19 April 2011

Carbon Regulation Default Swaps

The FT provides a small window into financial innovation related to carbon trading with an article describing a new financial product that is intended to allow carbon traders to hedge or even speculate against regulatory changes in the carbon market:
Kiln, a unit of Japan’s Tokio Marine that is one of the leading Lloyd’s of London underwriters, and specialist underwriter Parhelion, have jointly created a policy for an unnamed bank to insure its options on future Certified Emissions Reductions. The credits are issued under the Kyoto protocol to projects that cut greenhouse gases.

Underwriters hope the new policy will act as a safety net and encourage traders to remain active and provide liquidity.

The policy was designed for the bank in response to the move by the European Union’s Climate Change Committee to ban trading in credits earned from plants that destroyed two sources of greenhouse gases – HFC-23, a byproduct of refrigerant manufacturing, and adipic acid.

Julian Richardson, chief executive of Parhelion, said that while policy development under the Kyoto Clean Development Mechanism had settled down, EU policy on the Emissions Trading Scheme was a moveable feast and that this policy uncertainty was discouraging investors.

“Because this market exists purely through regulation, banks are faced with a lot of regulatory risk,” he said. “The EU decided only late last year that these two types of project no longer qualified.”
Hmmm ... a new financial product that allows speculators to win and lose according to future governmental decisions in a market that exists only because of regulation.  Does any one else see some problems here?  A "moveable feast" indeed.


  1. Anyone interested in the market shenanigans behind climate/energy regulation should go straight to the Master Resource blog:


    It is still not understood by most people that Ken Lay's Enron was built on manipulating government regulation of energy markets. No wonder - if the public was informed that Ken Lay was the master of cap and trade rent-capitalism, even committed greens would have to think twice.

  2. The basic problem is that smart and talented people will be engaged in an activity that produces no real wealth.

  3. Most markets exist because of or in association with regulation. Personally, I think that regulation in and of itself stimulates innovation. Humans are very crafty and the constant changes are needed. So the claim by the Parhelion CEO that “Because this market exists purely through regulation, banks are faced with a lot of regulatory risk,” seems silly. The whole thing exists because of predicted probable futures, which therein is the risk. The regulation claim is a slap in the face of governments and those that believe they have a right to participate in decision making regarding their own welfare. The trading scheme was set up, in theory, to meet general welfare ideals.

    The involvement of the insurance industry will encourage growth of whatever this industry is- commodities, it seems. I think though, that who ever is issuing the credits (UN?, EU????) is going to end up on the hook in the event that such a business becomes, oh I don't know, 'too big to fail.'

    The problem with the use of the market to address the perceived risks associated with, essentially, atmospheric pollution of sorts, is that it encourages a very limited definition of risk such that, only financial risk is considered. Further, such a market/trading scheme is dependent upon the production of particular gases. Without the gases there is no market. Again, there is no money in a cure.
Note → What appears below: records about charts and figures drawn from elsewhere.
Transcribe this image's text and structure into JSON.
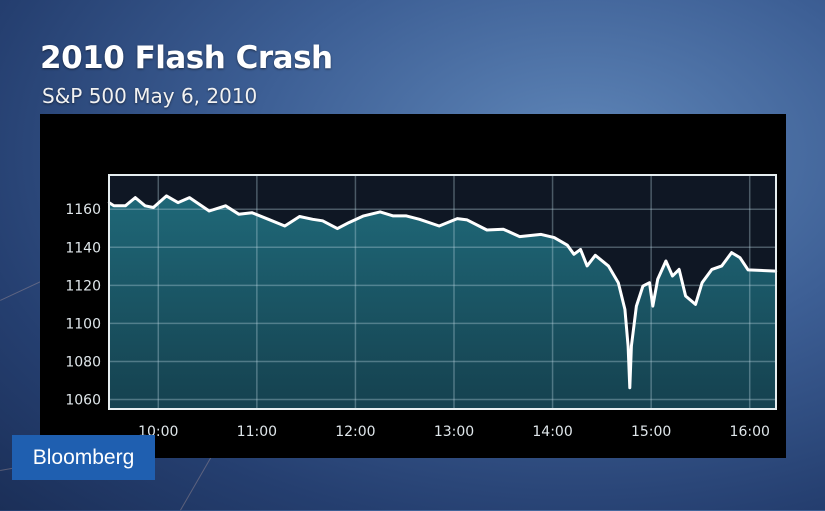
{
  "title": "2010 Flash Crash",
  "subtitle": "S&P 500 May 6, 2010",
  "logo": "Bloomberg",
  "colors": {
    "fill": "#1f6878",
    "line": "#ffffff",
    "plot_bg": "#0f1724",
    "panel": "#000000",
    "logo_bg": "#1f5fb0"
  },
  "chart_data": {
    "type": "area",
    "title": "2010 Flash Crash",
    "subtitle": "S&P 500 May 6, 2010",
    "xlabel": "",
    "ylabel": "",
    "xlim": [
      "09:30",
      "16:16"
    ],
    "ylim": [
      1055,
      1178
    ],
    "grid": true,
    "x_ticks": [
      "10:00",
      "11:00",
      "12:00",
      "13:00",
      "14:00",
      "15:00",
      "16:00"
    ],
    "y_ticks": [
      1060,
      1080,
      1100,
      1120,
      1140,
      1160
    ],
    "x": [
      "09:30",
      "09:33",
      "09:40",
      "09:46",
      "09:52",
      "09:57",
      "10:05",
      "10:12",
      "10:19",
      "10:31",
      "10:41",
      "10:49",
      "10:57",
      "11:07",
      "11:17",
      "11:26",
      "11:34",
      "11:40",
      "11:49",
      "11:56",
      "12:05",
      "12:15",
      "12:23",
      "12:31",
      "12:39",
      "12:51",
      "13:02",
      "13:08",
      "13:20",
      "13:30",
      "13:40",
      "13:53",
      "14:01",
      "14:09",
      "14:13",
      "14:17",
      "14:21",
      "14:26",
      "14:34",
      "14:40",
      "14:44",
      "14:46",
      "14:47",
      "14:48",
      "14:51",
      "14:55",
      "14:59",
      "15:01",
      "15:04",
      "15:09",
      "15:13",
      "15:17",
      "15:21",
      "15:27",
      "15:31",
      "15:37",
      "15:43",
      "15:49",
      "15:54",
      "15:59",
      "16:16"
    ],
    "values": [
      1163.5,
      1161.8,
      1161.8,
      1166.1,
      1161.8,
      1160.9,
      1167,
      1163.5,
      1166.1,
      1159.1,
      1161.8,
      1157.4,
      1158.2,
      1154.7,
      1151.2,
      1156.2,
      1154.7,
      1153.9,
      1149.8,
      1153,
      1156.5,
      1158.6,
      1156.5,
      1156.5,
      1154.7,
      1151.2,
      1155.1,
      1154.4,
      1149.1,
      1149.5,
      1145.6,
      1146.8,
      1145.1,
      1141.1,
      1136.3,
      1138.9,
      1130.2,
      1135.8,
      1130.2,
      1121.4,
      1107.4,
      1088.1,
      1066.2,
      1088.1,
      1109.1,
      1119.6,
      1121.4,
      1109.1,
      1123.2,
      1132.8,
      1124.9,
      1128.4,
      1114.4,
      1110,
      1121.4,
      1128.4,
      1130.2,
      1137.2,
      1134.6,
      1128.1,
      1127.5
    ]
  }
}
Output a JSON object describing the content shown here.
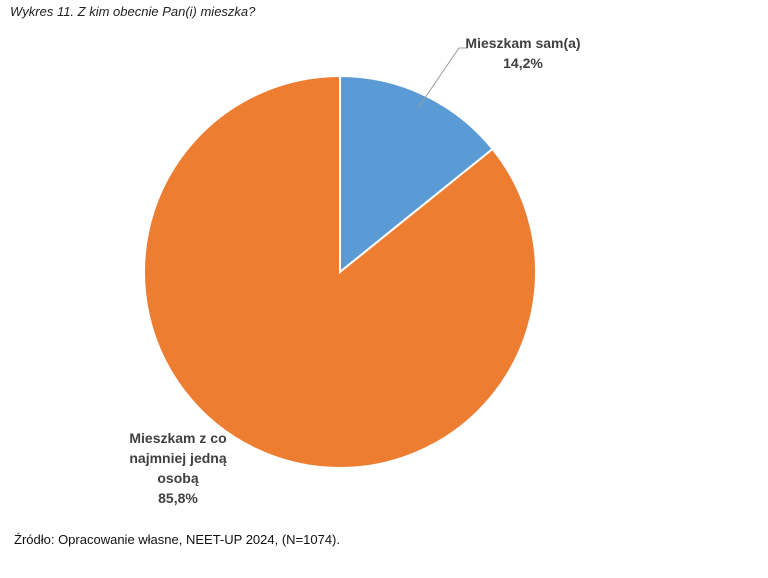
{
  "title": "Wykres 11. Z kim obecnie Pan(i) mieszka?",
  "source": "Źródło: Opracowanie własne, NEET-UP 2024, (N=1074).",
  "chart_data": {
    "type": "pie",
    "title": "Wykres 11. Z kim obecnie Pan(i) mieszka?",
    "start_angle": "12 o'clock, clockwise",
    "slices": [
      {
        "label_lines": [
          "Mieszkam sam(a)"
        ],
        "value": 14.2,
        "value_label": "14,2%",
        "color": "#5B9BD5"
      },
      {
        "label_lines": [
          "Mieszkam z co",
          "najmniej jedną",
          "osobą"
        ],
        "value": 85.8,
        "value_label": "85,8%",
        "color": "#ED7D31"
      }
    ]
  }
}
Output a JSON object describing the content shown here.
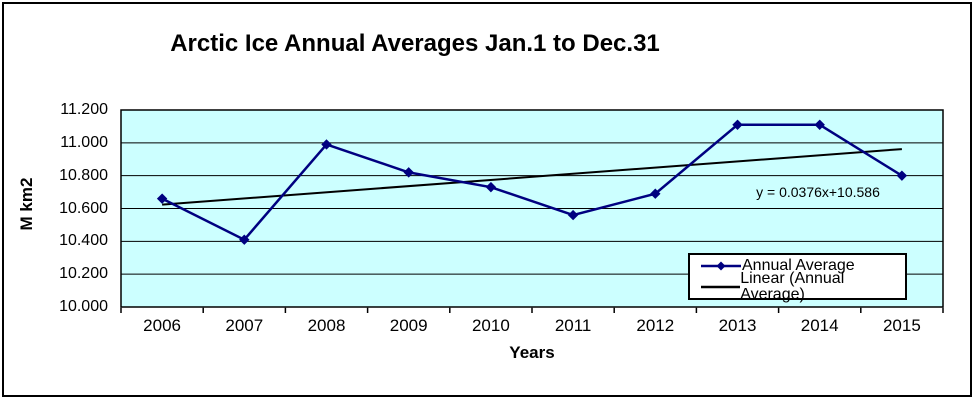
{
  "chart_data": {
    "type": "line",
    "title": "Arctic Ice Annual Averages Jan.1 to Dec.31",
    "xlabel": "Years",
    "ylabel": "M km2",
    "categories": [
      "2006",
      "2007",
      "2008",
      "2009",
      "2010",
      "2011",
      "2012",
      "2013",
      "2014",
      "2015"
    ],
    "series": [
      {
        "name": "Annual Average",
        "color": "#000080",
        "marker": "diamond",
        "values": [
          10.66,
          10.41,
          10.99,
          10.82,
          10.73,
          10.56,
          10.69,
          11.11,
          11.11,
          10.8
        ]
      },
      {
        "name": "Linear (Annual Average)",
        "color": "#000000",
        "type": "linear-trendline",
        "slope": 0.0376,
        "intercept": 10.586
      }
    ],
    "trendline_equation": "y = 0.0376x+10.586",
    "ylim": [
      10.0,
      11.2
    ],
    "ytick_step": 0.2,
    "ytick_labels": [
      "11.200",
      "11.000",
      "10.800",
      "10.600",
      "10.400",
      "10.200",
      "10.000"
    ],
    "grid": true,
    "legend": {
      "position": "inside-bottom-right",
      "entries": [
        {
          "label": "Annual Average",
          "marker": "line-with-diamond",
          "color": "#000080"
        },
        {
          "label": "Linear (Annual Average)",
          "marker": "line",
          "color": "#000000"
        }
      ]
    },
    "colors": {
      "background": "#FFFFFF",
      "plot_bg": "#CCFFFF",
      "series_line": "#000080",
      "trendline": "#000000",
      "gridline": "#000000",
      "text": "#000000",
      "border": "#000000"
    }
  }
}
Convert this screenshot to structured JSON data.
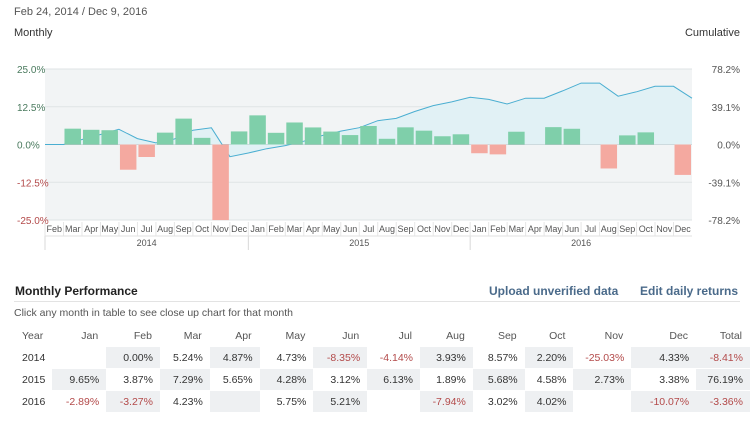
{
  "header": {
    "date_range": "Feb 24, 2014 / Dec 9, 2016",
    "monthly_label": "Monthly",
    "cumulative_label": "Cumulative"
  },
  "colors": {
    "positive_bar": "#7fcfaa",
    "negative_bar": "#f4a9a0",
    "cumulative_line": "#4aaed1",
    "cumulative_fill": "#e1f1f5",
    "left_axis_text": "#4a7a5e",
    "neg_text": "#b34a4a",
    "link": "#4a6a8a"
  },
  "chart_data": {
    "type": "bar",
    "left_axis_ticks": [
      "25.0%",
      "12.5%",
      "0.0%",
      "-12.5%",
      "-25.0%"
    ],
    "right_axis_ticks": [
      "78.2%",
      "39.1%",
      "0.0%",
      "-39.1%",
      "-78.2%"
    ],
    "ylim_monthly": [
      -25,
      25
    ],
    "ylim_cumulative": [
      -78.2,
      78.2
    ],
    "month_labels": [
      "Feb",
      "Mar",
      "Apr",
      "May",
      "Jun",
      "Jul",
      "Aug",
      "Sep",
      "Oct",
      "Nov",
      "Dec",
      "Jan",
      "Feb",
      "Mar",
      "Apr",
      "May",
      "Jun",
      "Jul",
      "Aug",
      "Sep",
      "Oct",
      "Nov",
      "Dec",
      "Jan",
      "Feb",
      "Mar",
      "Apr",
      "May",
      "Jun",
      "Jul",
      "Aug",
      "Sep",
      "Oct",
      "Nov",
      "Dec"
    ],
    "year_labels": [
      "2014",
      "2015",
      "2016"
    ],
    "monthly_values": [
      5.24,
      4.87,
      4.73,
      -8.35,
      -4.14,
      3.93,
      8.57,
      2.2,
      -25.03,
      4.33,
      9.65,
      3.87,
      7.29,
      5.65,
      4.28,
      3.12,
      6.13,
      1.89,
      5.68,
      4.58,
      2.73,
      3.38,
      -2.89,
      -3.27,
      4.23,
      0,
      5.75,
      5.21,
      0,
      -7.94,
      3.02,
      4.02,
      0,
      -10.07
    ],
    "monthly_offset": 1,
    "cumulative": [
      0.0,
      0.0,
      5.2,
      10.4,
      15.7,
      6.1,
      1.7,
      5.7,
      14.8,
      17.3,
      -12.6,
      -8.8,
      -4.4,
      -1.1,
      3.4,
      9.3,
      13.9,
      17.4,
      24.6,
      27.0,
      34.2,
      40.3,
      44.1,
      48.9,
      46.7,
      42.0,
      48.0,
      48.0,
      55.5,
      63.6,
      63.6,
      50.0,
      54.6,
      60.3,
      60.3,
      48.0
    ]
  },
  "performance": {
    "title": "Monthly Performance",
    "upload_label": "Upload unverified data",
    "edit_label": "Edit daily returns",
    "hint": "Click any month in table to see close up chart for that month",
    "columns": [
      "Year",
      "Jan",
      "Feb",
      "Mar",
      "Apr",
      "May",
      "Jun",
      "Jul",
      "Aug",
      "Sep",
      "Oct",
      "Nov",
      "Dec",
      "Total"
    ],
    "rows": [
      {
        "year": "2014",
        "cells": [
          "",
          "0.00%",
          "5.24%",
          "4.87%",
          "4.73%",
          "-8.35%",
          "-4.14%",
          "3.93%",
          "8.57%",
          "2.20%",
          "-25.03%",
          "4.33%"
        ],
        "total": "-8.41%"
      },
      {
        "year": "2015",
        "cells": [
          "9.65%",
          "3.87%",
          "7.29%",
          "5.65%",
          "4.28%",
          "3.12%",
          "6.13%",
          "1.89%",
          "5.68%",
          "4.58%",
          "2.73%",
          "3.38%"
        ],
        "total": "76.19%"
      },
      {
        "year": "2016",
        "cells": [
          "-2.89%",
          "-3.27%",
          "4.23%",
          "",
          "5.75%",
          "5.21%",
          "",
          "-7.94%",
          "3.02%",
          "4.02%",
          "",
          "-10.07%"
        ],
        "total": "-3.36%"
      }
    ]
  }
}
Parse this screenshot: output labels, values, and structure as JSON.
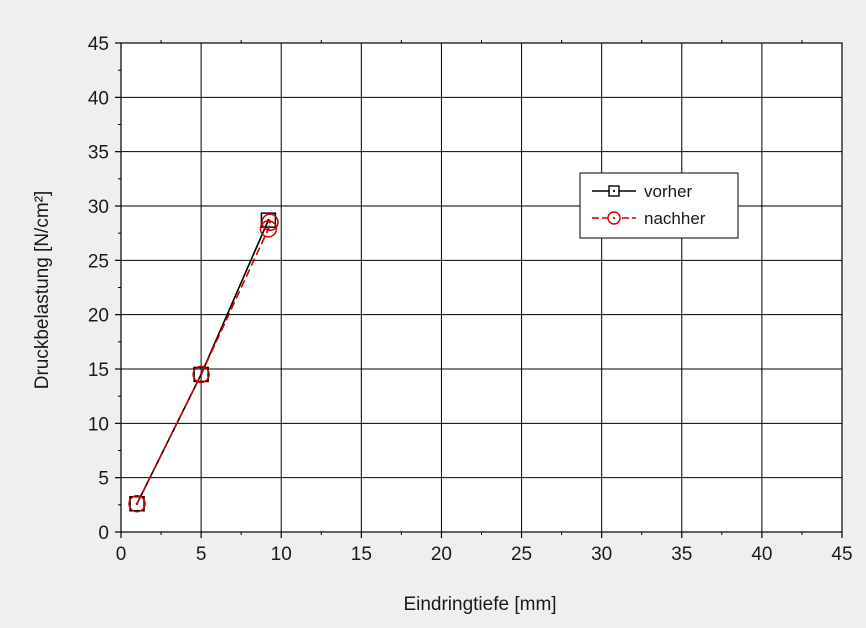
{
  "chart_data": {
    "type": "line",
    "title": "",
    "xlabel": "Eindringtiefe [mm]",
    "ylabel": "Druckbelastung [N/cm²]",
    "xlim": [
      0,
      45
    ],
    "ylim": [
      0,
      45
    ],
    "xticks": [
      0,
      5,
      10,
      15,
      20,
      25,
      30,
      35,
      40,
      45
    ],
    "yticks": [
      0,
      5,
      10,
      15,
      20,
      25,
      30,
      35,
      40,
      45
    ],
    "grid": true,
    "legend_position": "right",
    "series": [
      {
        "name": "vorher",
        "color": "#000000",
        "marker": "square-dot",
        "line": "solid",
        "points": [
          {
            "x": 1.0,
            "y": 2.6
          },
          {
            "x": 5.0,
            "y": 14.5
          },
          {
            "x": 9.2,
            "y": 28.7
          }
        ]
      },
      {
        "name": "nachher",
        "color": "#cc0000",
        "marker": "circle-dot",
        "line": "dashed",
        "points": [
          {
            "x": 1.0,
            "y": 2.6
          },
          {
            "x": 5.0,
            "y": 14.5
          },
          {
            "x": 9.2,
            "y": 27.9
          },
          {
            "x": 9.3,
            "y": 28.5
          }
        ]
      }
    ]
  },
  "colors": {
    "background": "#efefef",
    "plot_area": "#ffffff",
    "grid": "#000000",
    "axis": "#000000"
  }
}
    As an aside, this fun...
    The Society of Actuaries uses the following to describe actuary science: "Actuarial science is concerned with the development of models which approximate the behaviour of reality and have a degree of predictive power, not the truth."

    With this, it seems like everyone is an actuary nowadays.

  4. If I remember, Taibbi also sees carbon trading as the successor to the sub prime derivative market.

    The great American bubble machine

    By Matt Taibbi for Rolling Stone Magazine

    The new carbon-credit market is a virtual repeat of the commodities-market casino that's been kind to Goldman, except it has one delicious new wrinkle: If the plan goes forward as expected, the rise in prices will be government-mandated. Goldman won't even have to rig the game. It will be rigged in advance.

    Here's how it works: If the bill passes; there will be limits for coal plants, utilities, natural-gas distributors and numerous other industries on the amount of carbon emissions (a.k.a. greenhouse gases) they can produce per year. If the companies go over their allotment, they will be able to buy "allocations" or credits from other companies that have managed to produce fewer emissions. President Obama conservatively estimates that about $646 billions worth of carbon credits will be auctioned in the first seven years; one of his top economic aides speculates that the real number might be twice or even three times that amount.


  5. If I were in an industry potentially affected by government regulations related to carbon emissions, I would consider using these options as insurance against a governmental "unnatural disaster" in much the same way I buy insurance for natural disasters such as floods.

    The increased uncertainty of the future government regulations is just one more cost of doing business.